Friday, January 4, 2013

Five Things

I had a friend ask me what five things I want to accomplish this year. This was my response.





Five things I hope to accomplish this year - would these be beauty pagent answers, politician answers or "real world" answers? Each would be entirely different, and the way the question is worded brings each to mind.

A beauty contestant would answer "World Peace".

A politician would answer "Lower taxes and lower crime rates".

But the real me would answer just like this:

I hope, within the coming year, to gain a better understanding of the world of politics around me. I would love to understand both sides of the coin, rather than just my own Conservative view points. I want to know why the Liberals think rapists don't deserve the death penalty, but that a woman who had been raped should have the freedom of abortion and the right to end the life of the unborn who's fault it is NOT. I won't go into my own beliefs of abortion or capital punishment, but I am merely stating that I wish to understand the world around me better than I do and wonder why things seem so hypocritical when surely there must be a better explanation than what my other conservative friends tell me and more than the "Nu uh" I get from my Liberal friends. I want to understand what nobody is willing to explain in an unbiased manner.

I want to go back to Paris. I was there in March but only for three days. I want to go into the Louvre instead of just standing outside taking iPhone pictures of myself.
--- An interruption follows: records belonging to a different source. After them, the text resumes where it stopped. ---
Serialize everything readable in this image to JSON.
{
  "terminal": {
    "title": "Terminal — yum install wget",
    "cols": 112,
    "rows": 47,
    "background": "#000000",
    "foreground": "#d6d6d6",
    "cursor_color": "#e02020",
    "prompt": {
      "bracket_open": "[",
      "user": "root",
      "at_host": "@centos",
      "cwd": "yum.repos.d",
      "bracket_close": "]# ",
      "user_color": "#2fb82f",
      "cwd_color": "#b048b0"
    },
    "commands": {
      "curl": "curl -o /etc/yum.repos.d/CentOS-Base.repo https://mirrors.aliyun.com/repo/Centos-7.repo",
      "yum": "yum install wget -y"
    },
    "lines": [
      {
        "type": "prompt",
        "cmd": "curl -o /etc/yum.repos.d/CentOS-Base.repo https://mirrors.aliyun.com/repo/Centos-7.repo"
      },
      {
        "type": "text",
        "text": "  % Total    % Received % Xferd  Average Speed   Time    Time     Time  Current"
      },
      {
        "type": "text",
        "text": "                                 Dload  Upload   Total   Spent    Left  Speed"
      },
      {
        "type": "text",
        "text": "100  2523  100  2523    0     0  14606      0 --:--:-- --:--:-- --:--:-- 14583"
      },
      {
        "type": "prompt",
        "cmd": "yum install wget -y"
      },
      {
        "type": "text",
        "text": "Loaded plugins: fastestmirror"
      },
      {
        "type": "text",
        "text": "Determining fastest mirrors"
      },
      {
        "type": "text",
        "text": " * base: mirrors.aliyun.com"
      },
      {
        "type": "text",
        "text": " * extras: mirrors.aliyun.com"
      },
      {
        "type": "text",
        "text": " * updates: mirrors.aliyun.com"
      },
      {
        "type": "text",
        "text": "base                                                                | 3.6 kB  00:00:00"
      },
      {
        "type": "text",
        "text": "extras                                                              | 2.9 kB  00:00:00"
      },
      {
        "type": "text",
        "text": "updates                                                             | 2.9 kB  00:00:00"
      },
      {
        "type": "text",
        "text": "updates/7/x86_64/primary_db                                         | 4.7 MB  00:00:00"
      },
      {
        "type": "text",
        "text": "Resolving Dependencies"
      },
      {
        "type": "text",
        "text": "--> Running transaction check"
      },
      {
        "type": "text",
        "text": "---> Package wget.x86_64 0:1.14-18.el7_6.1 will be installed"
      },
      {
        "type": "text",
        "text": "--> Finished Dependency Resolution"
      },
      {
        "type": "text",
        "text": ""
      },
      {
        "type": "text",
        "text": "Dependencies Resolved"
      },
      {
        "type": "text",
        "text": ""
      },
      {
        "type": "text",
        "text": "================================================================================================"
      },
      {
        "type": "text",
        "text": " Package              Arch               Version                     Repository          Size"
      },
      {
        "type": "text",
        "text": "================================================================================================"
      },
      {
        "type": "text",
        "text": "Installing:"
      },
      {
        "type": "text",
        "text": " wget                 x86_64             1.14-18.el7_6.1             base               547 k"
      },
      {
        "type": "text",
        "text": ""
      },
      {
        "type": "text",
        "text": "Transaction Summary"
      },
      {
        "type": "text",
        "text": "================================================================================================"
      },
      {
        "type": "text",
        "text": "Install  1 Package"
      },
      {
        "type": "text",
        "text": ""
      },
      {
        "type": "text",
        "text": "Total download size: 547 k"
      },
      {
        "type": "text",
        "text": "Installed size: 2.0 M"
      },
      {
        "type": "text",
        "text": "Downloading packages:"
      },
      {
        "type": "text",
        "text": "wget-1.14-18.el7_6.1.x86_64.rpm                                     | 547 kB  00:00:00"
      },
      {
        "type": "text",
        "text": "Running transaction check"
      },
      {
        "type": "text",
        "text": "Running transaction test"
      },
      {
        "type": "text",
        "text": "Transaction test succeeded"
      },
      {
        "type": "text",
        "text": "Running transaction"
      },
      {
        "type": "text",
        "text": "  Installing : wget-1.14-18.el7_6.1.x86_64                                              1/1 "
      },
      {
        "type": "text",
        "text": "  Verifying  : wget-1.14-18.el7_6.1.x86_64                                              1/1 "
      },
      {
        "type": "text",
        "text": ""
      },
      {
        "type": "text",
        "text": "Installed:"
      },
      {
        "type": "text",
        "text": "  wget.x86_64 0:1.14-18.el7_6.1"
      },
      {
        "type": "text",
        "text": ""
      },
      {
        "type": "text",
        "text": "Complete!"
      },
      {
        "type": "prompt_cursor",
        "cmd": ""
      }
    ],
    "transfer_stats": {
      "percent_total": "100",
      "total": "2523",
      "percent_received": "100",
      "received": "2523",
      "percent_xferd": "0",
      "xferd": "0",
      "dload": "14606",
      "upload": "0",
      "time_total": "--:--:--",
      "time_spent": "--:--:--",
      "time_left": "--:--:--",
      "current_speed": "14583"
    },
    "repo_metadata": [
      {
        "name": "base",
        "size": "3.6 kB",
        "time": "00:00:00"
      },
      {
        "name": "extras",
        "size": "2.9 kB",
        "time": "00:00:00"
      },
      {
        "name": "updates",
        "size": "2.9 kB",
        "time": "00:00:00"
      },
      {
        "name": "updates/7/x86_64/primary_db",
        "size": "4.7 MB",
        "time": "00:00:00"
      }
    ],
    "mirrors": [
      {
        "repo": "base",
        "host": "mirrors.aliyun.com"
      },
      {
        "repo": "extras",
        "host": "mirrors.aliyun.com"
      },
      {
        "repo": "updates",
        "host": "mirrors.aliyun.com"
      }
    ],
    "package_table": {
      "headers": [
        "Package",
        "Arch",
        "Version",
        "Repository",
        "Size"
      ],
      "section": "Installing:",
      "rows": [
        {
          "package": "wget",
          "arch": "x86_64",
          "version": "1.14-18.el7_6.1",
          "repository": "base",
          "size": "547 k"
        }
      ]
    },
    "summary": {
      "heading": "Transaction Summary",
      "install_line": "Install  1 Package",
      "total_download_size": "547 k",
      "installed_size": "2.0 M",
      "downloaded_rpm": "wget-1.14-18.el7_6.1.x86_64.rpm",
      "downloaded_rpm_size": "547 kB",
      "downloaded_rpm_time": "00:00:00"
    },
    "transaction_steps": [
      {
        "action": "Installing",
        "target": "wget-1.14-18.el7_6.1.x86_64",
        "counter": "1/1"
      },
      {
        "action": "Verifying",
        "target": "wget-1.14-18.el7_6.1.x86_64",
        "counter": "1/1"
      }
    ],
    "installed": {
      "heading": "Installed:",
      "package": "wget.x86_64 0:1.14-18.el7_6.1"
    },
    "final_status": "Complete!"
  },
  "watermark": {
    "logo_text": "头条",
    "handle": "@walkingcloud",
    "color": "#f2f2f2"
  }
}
I want to touch the walls of Notre Dame, eat in that lovely "American" cafe just across the bridge from there, feel the coolness of the river Seine, dine onboard a river cruise and walk beneath the Eiffel Tower once more. I want to paint a scene on the banks of the infamous river; one of lovers embracing in the cold night air, steam escaping their lungs, all in dark shades of gray and black - all except the red umbrella they huddle beneath in their embrace.

I want to go to a Broadway play - ON broadway for the first time. I want to dress in the attire of days long gone; a gown to the ankles and gloves to the elbows - hair piled on top of my head in elegant ringlets and dainty slippers upon my feet. I want to walk proudly to my seat at Broadway, knowing I'm in the company of kings and queens of past, ghosts of history seated in the balcony above, watching the world around us unfold in one magical night just the way a brilliant author designed it to.
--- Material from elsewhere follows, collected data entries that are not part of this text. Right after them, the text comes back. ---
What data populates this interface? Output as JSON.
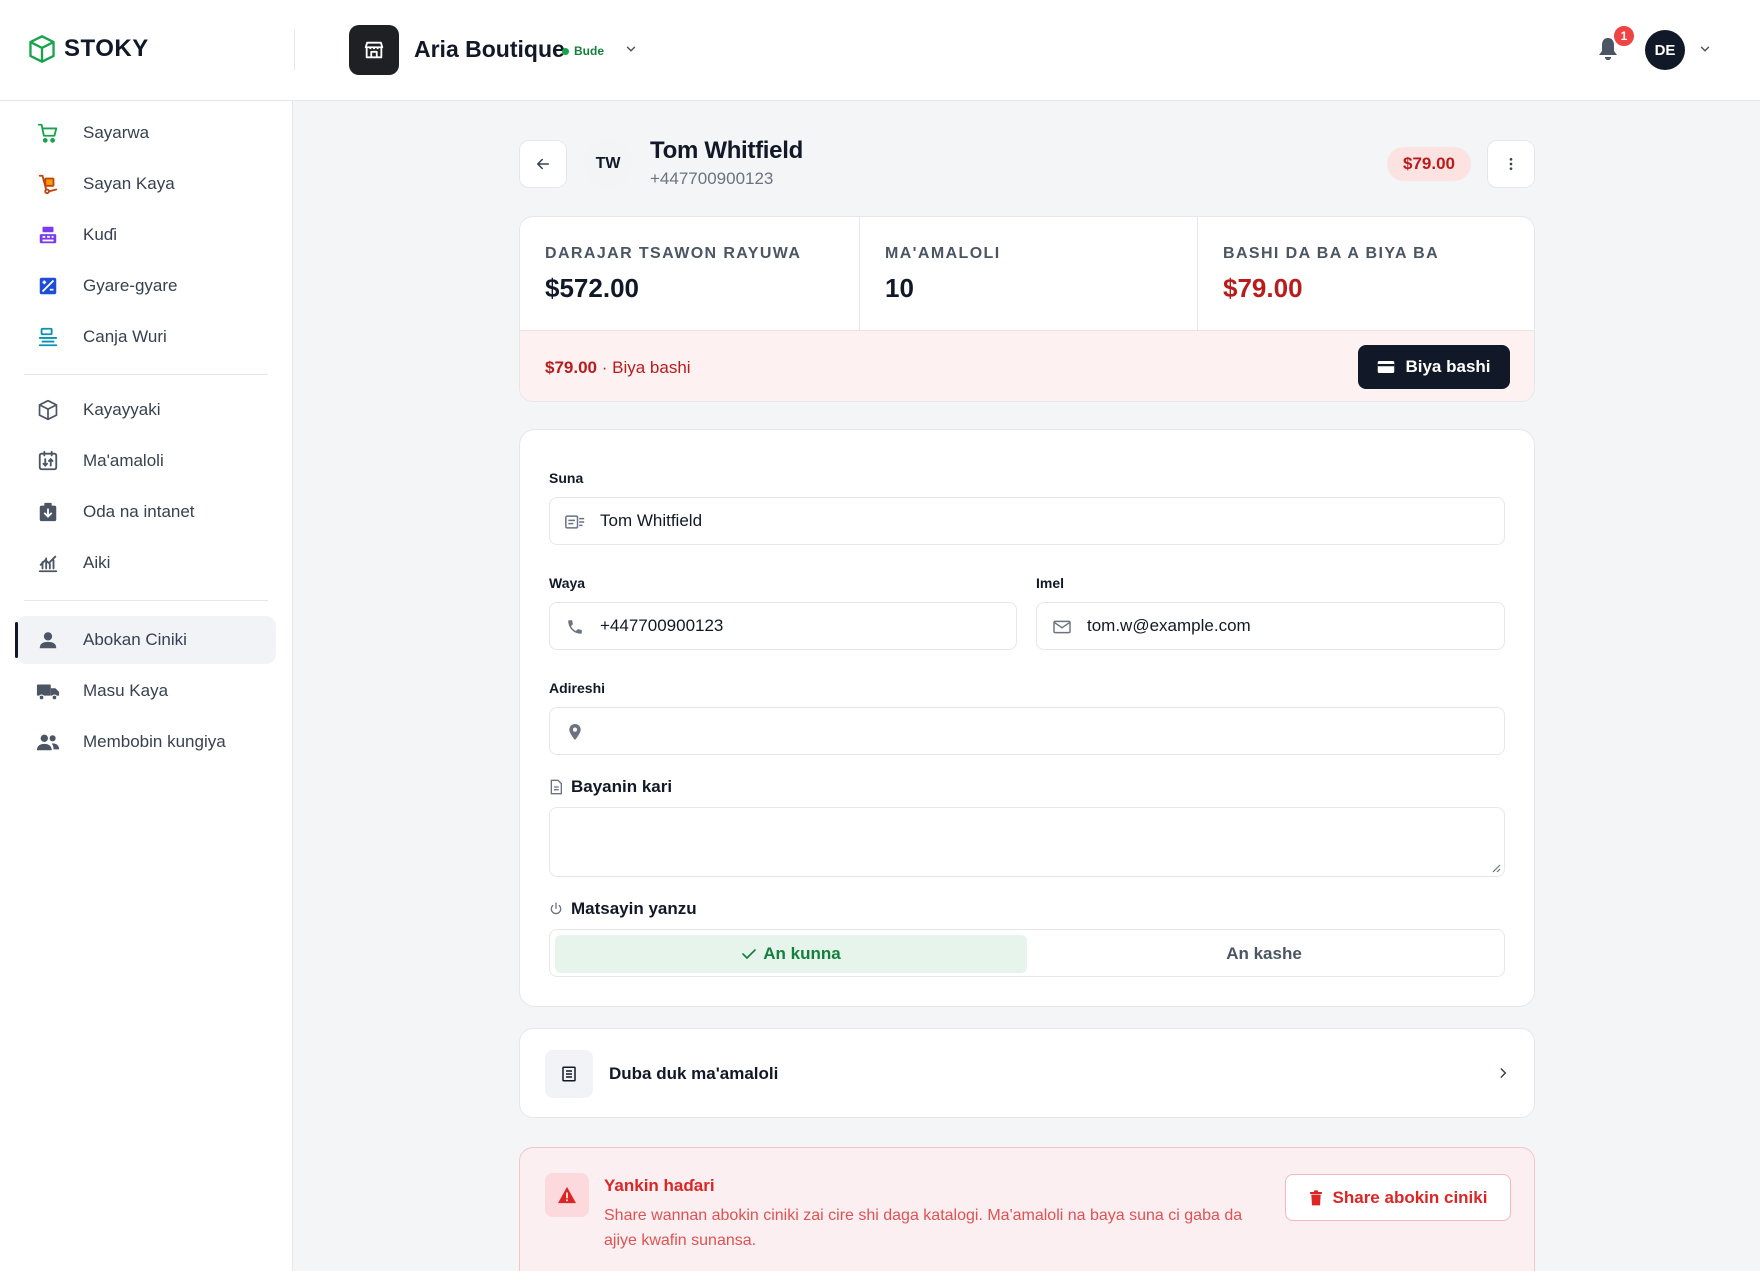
{
  "brand": {
    "name": "STOKY"
  },
  "store": {
    "name": "Aria Boutique",
    "status": "Bude"
  },
  "notifications": {
    "count": "1"
  },
  "user": {
    "initials": "DE"
  },
  "sidebar": {
    "items": [
      {
        "label": "Sayarwa",
        "icon": "cart-icon",
        "color": "#16a34a"
      },
      {
        "label": "Sayan Kaya",
        "icon": "hand-truck-icon",
        "color": "#c2410c"
      },
      {
        "label": "Kuɗi",
        "icon": "cash-register-icon",
        "color": "#7c3aed"
      },
      {
        "label": "Gyare-gyare",
        "icon": "adjust-icon",
        "color": "#1d4ed8"
      },
      {
        "label": "Canja Wuri",
        "icon": "transfer-icon",
        "color": "#0891b2"
      },
      {
        "label": "Kayayyaki",
        "icon": "box-icon",
        "color": "#4b5563"
      },
      {
        "label": "Ma'amaloli",
        "icon": "transactions-icon",
        "color": "#4b5563"
      },
      {
        "label": "Oda na intanet",
        "icon": "online-order-icon",
        "color": "#4b5563"
      },
      {
        "label": "Aiki",
        "icon": "chart-icon",
        "color": "#4b5563"
      },
      {
        "label": "Abokan Ciniki",
        "icon": "person-icon",
        "color": "#4b5563"
      },
      {
        "label": "Masu Kaya",
        "icon": "truck-icon",
        "color": "#4b5563"
      },
      {
        "label": "Membobin kungiya",
        "icon": "team-icon",
        "color": "#4b5563"
      }
    ]
  },
  "customer": {
    "initials": "TW",
    "name": "Tom Whitfield",
    "phone": "+447700900123",
    "balance": "$79.00"
  },
  "stats": [
    {
      "label": "DARAJAR TSAWON RAYUWA",
      "value": "$572.00"
    },
    {
      "label": "MA'AMALOLI",
      "value": "10"
    },
    {
      "label": "BASHI DA BA A BIYA BA",
      "value": "$79.00"
    }
  ],
  "payment": {
    "amount": "$79.00",
    "text": "· Biya bashi",
    "button": "Biya bashi"
  },
  "form": {
    "name_label": "Suna",
    "name_value": "Tom Whitfield",
    "phone_label": "Waya",
    "phone_value": "+447700900123",
    "email_label": "Imel",
    "email_value": "tom.w@example.com",
    "address_label": "Adireshi",
    "address_value": "",
    "notes_label": "Bayanin kari",
    "notes_value": "",
    "status_label": "Matsayin yanzu",
    "status_active": "An kunna",
    "status_inactive": "An kashe"
  },
  "history": {
    "label": "Duba duk ma'amaloli"
  },
  "danger": {
    "title": "Yankin haɗari",
    "text": "Share wannan abokin ciniki zai cire shi daga katalogi. Ma'amaloli na baya suna ci gaba da ajiye kwafin sunansa.",
    "button": "Share abokin ciniki"
  },
  "colors": {
    "accent_dark": "#111827",
    "danger": "#dc2626",
    "success": "#15803d"
  }
}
I want to go to the Opera for the first time. I want to feel the vibrations of a soprano in my very toes, to watch the faces of audience members around me grow bright and flush with excitement when they begin to understand the love the hero has for the heroine. I want to hear them grasp as they realize the bad guy has kidnaped the princess and plans to wed her for himself. I want to close my eyes and feel every note and syllable in my own heart.

I want to get my business started - to have something I can be proud of. I want to learn to sew so my designs can become more than just images dancing through my head.
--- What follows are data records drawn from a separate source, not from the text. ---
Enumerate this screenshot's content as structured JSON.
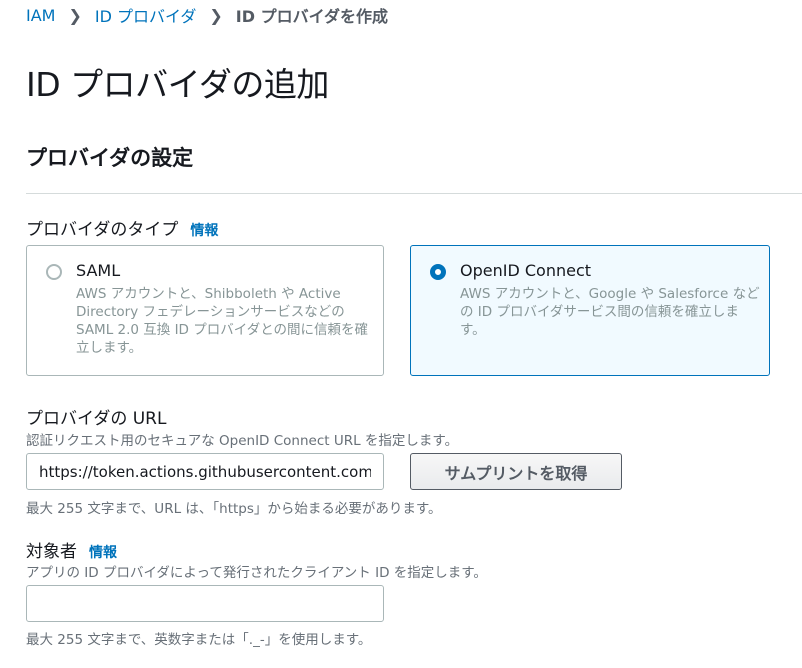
{
  "breadcrumb": {
    "items": [
      "IAM",
      "ID プロバイダ"
    ],
    "current": "ID プロバイダを作成",
    "separator": "❯"
  },
  "page": {
    "title": "ID プロバイダの追加"
  },
  "section": {
    "title": "プロバイダの設定"
  },
  "provider_type": {
    "label": "プロバイダのタイプ",
    "info": "情報",
    "options": [
      {
        "title": "SAML",
        "description": "AWS アカウントと、Shibboleth や Active Directory フェデレーションサービスなどの SAML 2.0 互換 ID プロバイダとの間に信頼を確立します。",
        "selected": false
      },
      {
        "title": "OpenID Connect",
        "description": "AWS アカウントと、Google や Salesforce などの ID プロバイダサービス間の信頼を確立します。",
        "selected": true
      }
    ]
  },
  "provider_url": {
    "label": "プロバイダの URL",
    "description": "認証リクエスト用のセキュアな OpenID Connect URL を指定します。",
    "value": "https://token.actions.githubusercontent.com",
    "button_label": "サムプリントを取得",
    "hint": "最大 255 文字まで、URL は、「https」から始まる必要があります。"
  },
  "audience": {
    "label": "対象者",
    "info": "情報",
    "description": "アプリの ID プロバイダによって発行されたクライアント ID を指定します。",
    "value": "",
    "hint": "最大 255 文字まで、英数字または「._-」を使用します。"
  }
}
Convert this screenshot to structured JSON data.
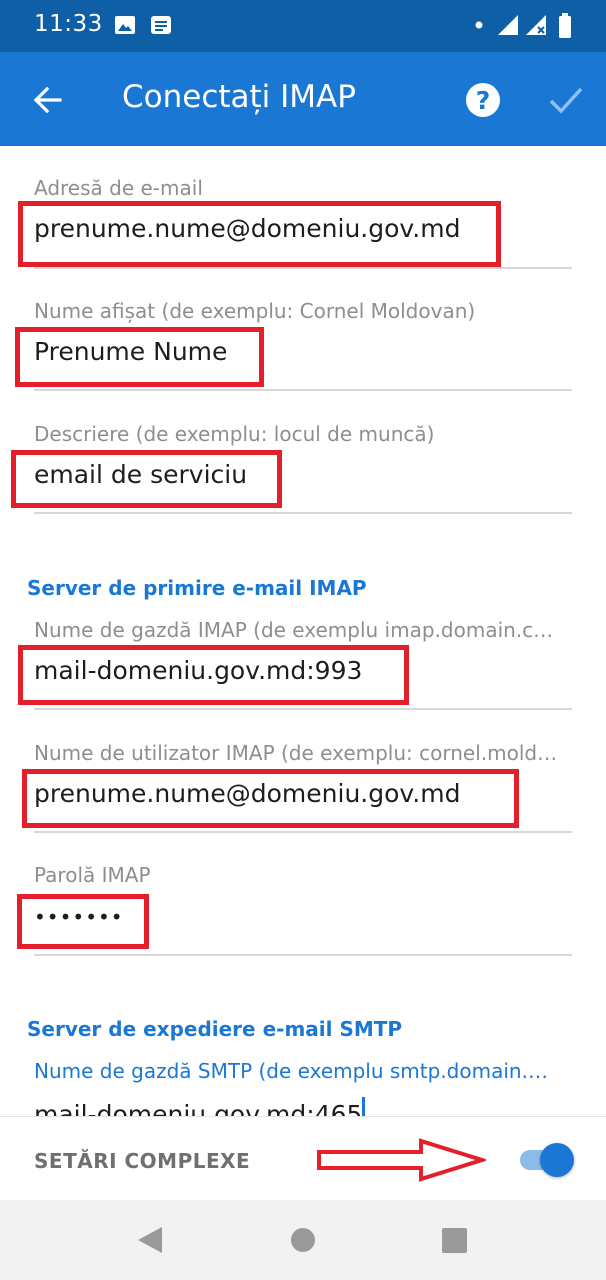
{
  "status_bar": {
    "time": "11:33"
  },
  "app_bar": {
    "title": "Conectați IMAP"
  },
  "account": {
    "email_label": "Adresă de e-mail",
    "email_value": "prenume.nume@domeniu.gov.md",
    "display_name_label": "Nume afișat (de exemplu: Cornel Moldovan)",
    "display_name_value": "Prenume Nume",
    "description_label": "Descriere (de exemplu: locul de muncă)",
    "description_value": "email de serviciu"
  },
  "imap": {
    "section_title": "Server de primire e-mail IMAP",
    "host_label": "Nume de gazdă IMAP (de exemplu imap.domain.c…",
    "host_value": "mail-domeniu.gov.md:993",
    "user_label": "Nume de utilizator IMAP (de exemplu: cornel.mold…",
    "user_value": "prenume.nume@domeniu.gov.md",
    "password_label": "Parolă IMAP",
    "password_value": "•••••••"
  },
  "smtp": {
    "section_title": "Server de expediere e-mail SMTP",
    "host_label": "Nume de gazdă SMTP (de exemplu smtp.domain.…",
    "host_value": "mail-domeniu.gov.md:465"
  },
  "bottom": {
    "advanced_label": "SETĂRI COMPLEXE",
    "advanced_enabled": true
  },
  "colors": {
    "status_bar": "#0e5fa6",
    "app_bar": "#1a78d4",
    "accent": "#1a78d4",
    "annotation": "#e31f2b"
  }
}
And the last one is too personal to list.



What are yours?









2 comments:

  1. Good luck with all. I'm sure Patric will try his best to make all of that happen for you.
    I have noticed that when you drop hints he tries his best to "Git er done".
    Unless of course your new love whisks you off to Paris. (that would be great)
    Just curious, why the new obsession with the 1940's clothing and hairstyles? It looks great for evening in cerain settings but not so much "the do" in the day time.
    I think you would be great with sewing and designing.
    Reach for the stars and leave your mark on the world!

    Quitman

    ReplyDelete
  2. Pardon me, but I'm not going to have a conversation with someone who pretends to know me so well but insults my closest friends and doesn't know me well enough to know that I've been obsessed with the 1940's since before I was double digits. If you'd prefer to comment as an observer instead of a "know-it-all" who doesn't, or if you would prefer to leave a name so that I might know whom it is I am addressing, perhaps that will change.

    In short, you think you know a lot about me, when in reality you know basically nothing at all - have I really EVER known you?

    "New Love", huh? Not so new, actually. Again, something only my real friends would know about.